Происходило это в годы застоя — и люди, льнувшие к Коле под магнетическим обаянием его личности, да и грандиозных планов тоже, — рано или поздно уходили разочарованными или разгневанными, разве что каждый двадцатый выносил из отношений чувство смутной благодарности. Притом что Коля удивительнейшим образом раскрывал этих людей, сплошь и рядом посредственных, придавая их сумеречному существованию некую, пусть иллюзорную или несбыточную, цель.
Строго говоря, творческое и интеллектуальное раскрытие заведомых посредственностей и является его истинным пожизненным даром, тогда как театральные и не только театральные проекты всего лишь коррелируют этот дар. Раскрывает он, конечно, и дремлющие таланты — но это далеко не столь уникально.

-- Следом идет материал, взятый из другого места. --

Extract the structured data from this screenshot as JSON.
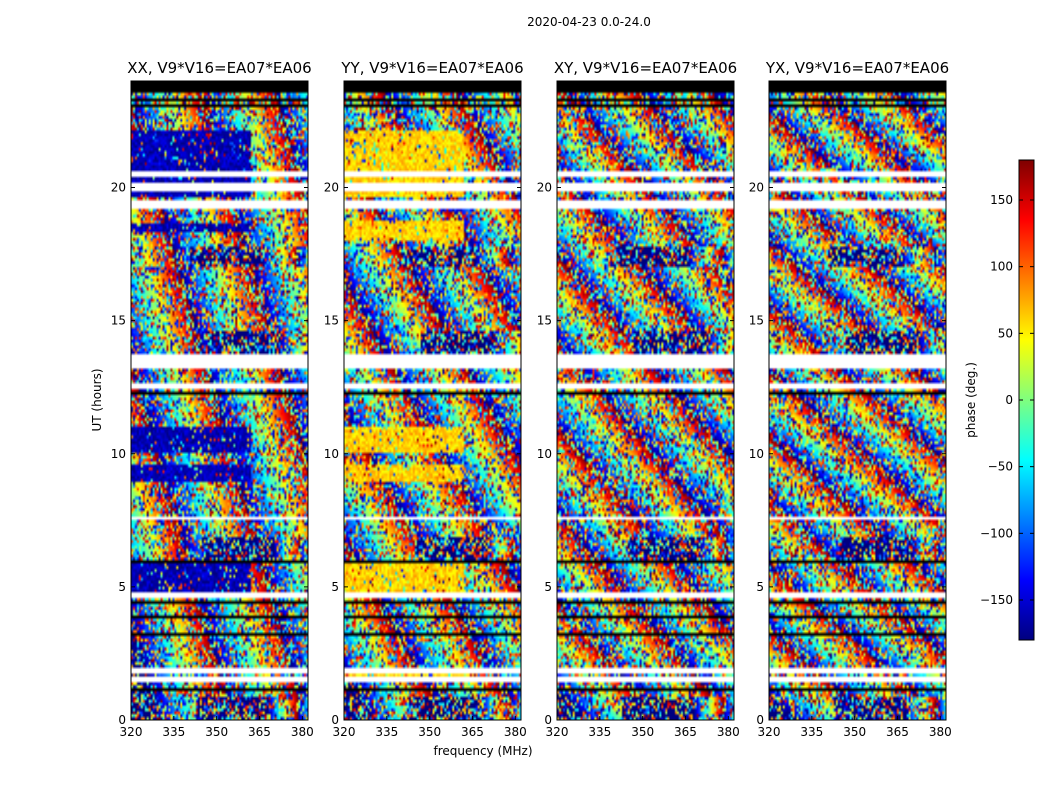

Интерьерный театр сегодня — это мрачная мансарда на Невском (на которую, естественно, зарятся и бандиты, и городские власти), заставленная гигантскими манекенами и макетами, — там ничего не играют, да, кажется, и не ставят, но вечно что-то репетируют. Уже года два, как Коля затеял в театре поэтические вечера — и стихи наших разновозрастных, включая пенсионный, недорослей как-то странно заиграли в готическом убранстве его мансарды.